His hands tightened on her arms. “Do you think I’d do that?”
“I didn’t think Ronald would.”
He hissed with impatience. “You were little more than a child. You know the world and your heart better now.”
She stared into his face, shadowy in the dim light. She’d come to recognize his ability to find joy in the everyday. She’d seen him retain his good humor through a sea of Hampshire mud. He was clever and perceptive about people. He was kind and capable of patience. Despite her determination to loathe the man her father had so summarily chosen for her, she’d learned to respect the Earl of Lyle. More, she liked him better than she could ever remember liking anyone else.

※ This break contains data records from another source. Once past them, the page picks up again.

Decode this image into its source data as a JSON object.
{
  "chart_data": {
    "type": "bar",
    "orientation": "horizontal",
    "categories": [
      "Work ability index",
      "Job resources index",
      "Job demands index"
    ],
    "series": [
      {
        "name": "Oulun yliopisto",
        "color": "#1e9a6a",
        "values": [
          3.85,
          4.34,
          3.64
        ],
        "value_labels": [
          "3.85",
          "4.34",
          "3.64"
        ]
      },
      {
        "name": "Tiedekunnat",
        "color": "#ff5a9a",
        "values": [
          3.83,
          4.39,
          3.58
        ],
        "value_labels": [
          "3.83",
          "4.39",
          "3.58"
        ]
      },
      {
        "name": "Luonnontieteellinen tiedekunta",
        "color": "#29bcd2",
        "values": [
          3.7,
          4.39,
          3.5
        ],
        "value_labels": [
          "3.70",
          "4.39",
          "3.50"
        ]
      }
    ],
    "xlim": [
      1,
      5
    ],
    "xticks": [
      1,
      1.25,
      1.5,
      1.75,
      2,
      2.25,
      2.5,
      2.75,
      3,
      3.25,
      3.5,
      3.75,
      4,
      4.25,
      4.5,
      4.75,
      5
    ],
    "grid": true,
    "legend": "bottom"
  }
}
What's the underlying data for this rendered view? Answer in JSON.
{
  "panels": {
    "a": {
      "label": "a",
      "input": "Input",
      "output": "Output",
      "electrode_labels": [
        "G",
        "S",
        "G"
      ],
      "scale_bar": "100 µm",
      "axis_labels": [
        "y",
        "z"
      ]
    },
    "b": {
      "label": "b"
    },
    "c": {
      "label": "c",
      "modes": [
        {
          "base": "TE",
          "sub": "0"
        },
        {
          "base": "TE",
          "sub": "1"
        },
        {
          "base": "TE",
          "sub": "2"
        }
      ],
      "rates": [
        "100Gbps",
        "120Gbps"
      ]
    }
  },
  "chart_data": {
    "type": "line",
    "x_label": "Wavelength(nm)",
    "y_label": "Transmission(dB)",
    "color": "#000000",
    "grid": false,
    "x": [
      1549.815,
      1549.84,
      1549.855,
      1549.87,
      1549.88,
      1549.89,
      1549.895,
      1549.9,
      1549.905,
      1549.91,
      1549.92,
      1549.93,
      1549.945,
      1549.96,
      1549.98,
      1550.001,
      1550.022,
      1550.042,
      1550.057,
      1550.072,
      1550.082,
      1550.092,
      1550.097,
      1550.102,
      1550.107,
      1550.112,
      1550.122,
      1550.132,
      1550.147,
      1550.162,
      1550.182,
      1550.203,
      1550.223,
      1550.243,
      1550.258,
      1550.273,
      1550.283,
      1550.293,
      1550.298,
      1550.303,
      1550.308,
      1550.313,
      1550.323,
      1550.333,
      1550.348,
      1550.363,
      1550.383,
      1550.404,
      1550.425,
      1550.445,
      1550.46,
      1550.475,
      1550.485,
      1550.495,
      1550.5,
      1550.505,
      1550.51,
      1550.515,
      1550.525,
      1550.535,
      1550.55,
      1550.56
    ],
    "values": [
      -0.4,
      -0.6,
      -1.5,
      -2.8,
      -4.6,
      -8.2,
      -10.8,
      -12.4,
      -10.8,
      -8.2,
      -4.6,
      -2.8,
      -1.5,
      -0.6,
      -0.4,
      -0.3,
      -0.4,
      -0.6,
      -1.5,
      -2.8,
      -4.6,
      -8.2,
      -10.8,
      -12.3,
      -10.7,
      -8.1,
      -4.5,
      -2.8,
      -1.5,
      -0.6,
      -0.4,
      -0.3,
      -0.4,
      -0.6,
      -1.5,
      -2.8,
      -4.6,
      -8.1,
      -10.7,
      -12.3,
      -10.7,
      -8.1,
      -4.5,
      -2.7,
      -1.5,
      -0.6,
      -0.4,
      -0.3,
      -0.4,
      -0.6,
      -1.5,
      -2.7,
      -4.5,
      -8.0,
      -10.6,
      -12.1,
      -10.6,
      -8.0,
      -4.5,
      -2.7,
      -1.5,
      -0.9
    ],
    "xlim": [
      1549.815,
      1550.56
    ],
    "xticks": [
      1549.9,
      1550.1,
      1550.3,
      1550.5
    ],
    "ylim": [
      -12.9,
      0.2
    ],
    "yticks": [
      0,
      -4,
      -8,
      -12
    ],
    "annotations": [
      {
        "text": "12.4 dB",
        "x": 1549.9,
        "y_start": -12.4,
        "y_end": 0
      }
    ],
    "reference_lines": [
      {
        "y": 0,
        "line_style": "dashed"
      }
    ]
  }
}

“How can I be sure that’s true? I knew Ronald all my life, and I was convinced I wanted to marry him.”
“And what do you think when you see him now?”
A reluctant laugh escaped. “That jilting Ronald was the smartest thing I ever did.” Poor Ronald, he’d become a self-satisfied bore, with his well-behaved wife and his perfect children.
“He acts as if he’s fifty instead of twenty-seven, and he’s already losing his hair.”
“My father had a full head of hair until the day he died,” Lyle said, with one of those appealing twitches of his lips.
Charlotte studied him, a mixture of fear and desire warring inside her. She wanted to believe that Lyle was a good man, someone she could trust, but she’d learned in a hard school that self-reliance was the safest route.
Fear won out. Just.
“Well, that seals it, then,” she said, shying away from the building intimacy. “We…we should go and check the sheep in the east paddock.”
He didn’t let her go. “Call me Ewan before we go.”
“I don’t see—” She faltered into awkward silence. Absurd that saying his Christian name seemed more of a concession than last night’s kisses.
“Please,” he said softly, no trace of a smile in his blue eyes.